Вечером я раскрыл свою «Методику», но из головы никак не шла фраза: «Загадочно смеется», и я не мог сосредоточиться. «Загадочно смеется, загадочно смеется»… Что бы это могло обозначать?… Ведь неспроста же он так смеется. Значит, что-то знает или, по крайней мере, подозревает. Ложась спать, я твердо решил, что завтра, по окончании занятий в съезде, пойду проводить Севастьяна Петровича до его дома и по дороге расспрошу, что все это могло обозначать.
Но провожать Севастьяна Петровича не пришлось. На другой день случилось нечто, о чем я и сейчас, много лет спустя, вспоминаю с содроганием.
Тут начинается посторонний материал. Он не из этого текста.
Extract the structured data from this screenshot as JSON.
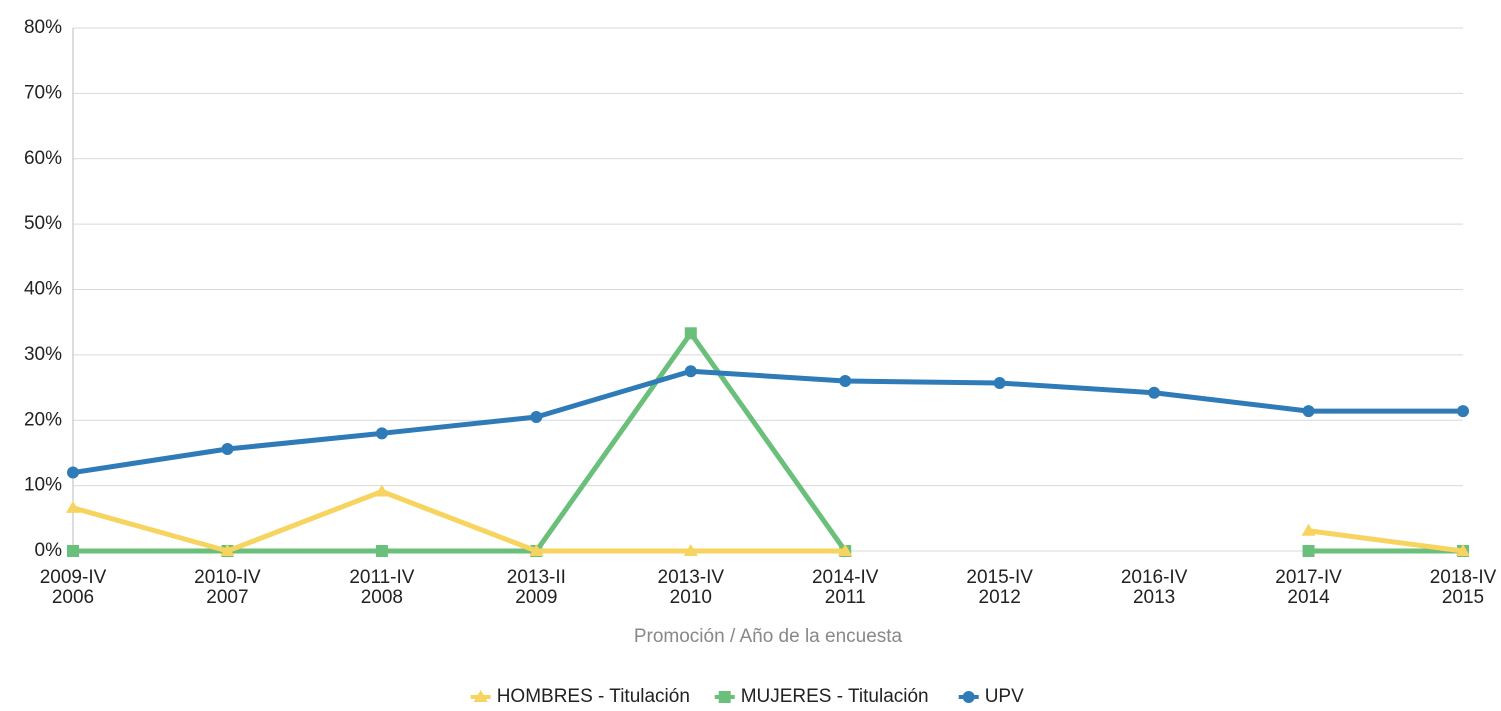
{
  "chart_data": {
    "type": "line",
    "x_label": "Promoción / Año de la encuesta",
    "categories": [
      [
        "2009-IV",
        "2006"
      ],
      [
        "2010-IV",
        "2007"
      ],
      [
        "2011-IV",
        "2008"
      ],
      [
        "2013-II",
        "2009"
      ],
      [
        "2013-IV",
        "2010"
      ],
      [
        "2014-IV",
        "2011"
      ],
      [
        "2015-IV",
        "2012"
      ],
      [
        "2016-IV",
        "2013"
      ],
      [
        "2017-IV",
        "2014"
      ],
      [
        "2018-IV",
        "2015"
      ]
    ],
    "series": [
      {
        "name": "HOMBRES - Titulación",
        "color": "#f7d35f",
        "marker": "triangle",
        "values": [
          6.6,
          0,
          9.1,
          0,
          0,
          0,
          null,
          null,
          3.1,
          0
        ]
      },
      {
        "name": "MUJERES - Titulación",
        "color": "#6abf7b",
        "marker": "square",
        "values": [
          0,
          0,
          0,
          0,
          33.3,
          0,
          null,
          null,
          0,
          0
        ]
      },
      {
        "name": "UPV",
        "color": "#2e7bb8",
        "marker": "circle",
        "values": [
          12,
          15.6,
          18,
          20.5,
          27.5,
          26,
          25.7,
          24.2,
          21.4,
          21.4
        ]
      }
    ],
    "ylim": [
      0,
      80
    ],
    "yticks": [
      {
        "value": 0,
        "label": "0%"
      },
      {
        "value": 10,
        "label": "10%"
      },
      {
        "value": 20,
        "label": "20%"
      },
      {
        "value": 30,
        "label": "30%"
      },
      {
        "value": 40,
        "label": "40%"
      },
      {
        "value": 50,
        "label": "50%"
      },
      {
        "value": 60,
        "label": "60%"
      },
      {
        "value": 70,
        "label": "70%"
      },
      {
        "value": 80,
        "label": "80%"
      }
    ],
    "grid": true,
    "legend": "bottom"
  }
}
Из всех служащих канцелярии Севастьян Петрович был единственным, кто мне нравился. Тимошка — тот был копией в уменьшенном размере письмоводителя Василия из камеры мирового судьи. Касьян — о нем и говорить не приходится. Это даже не человек, а жалкое подобие человека. Арнольда Викентьевича я не понимал. Он всех высмеивал — богатых за то, что они богатые, бедных за то, что они бедные, умных за то, что они умные, дураков за то, что они дураки, подлецов за то, что они подлецы. Наверно, жизнь по нем проехалась тяжелым возом на железных колесах. И только в Севастьяне Петровиче я чувствовал за его конфузливой улыбкой настоящую человеческую душу. Но именно его и избрали адвокаты с университетскими значками на визитках и фраках козлом отпущения для насмешек и издевательств. Каких только прозвищ они ему не придумывали, каких каверз не устраивали! Был даже случай, когда один дурак с университетским дипломом подложил ему под стул и зажег шутиху, и бедный старик бросился в страхе из канцелярии в коридор.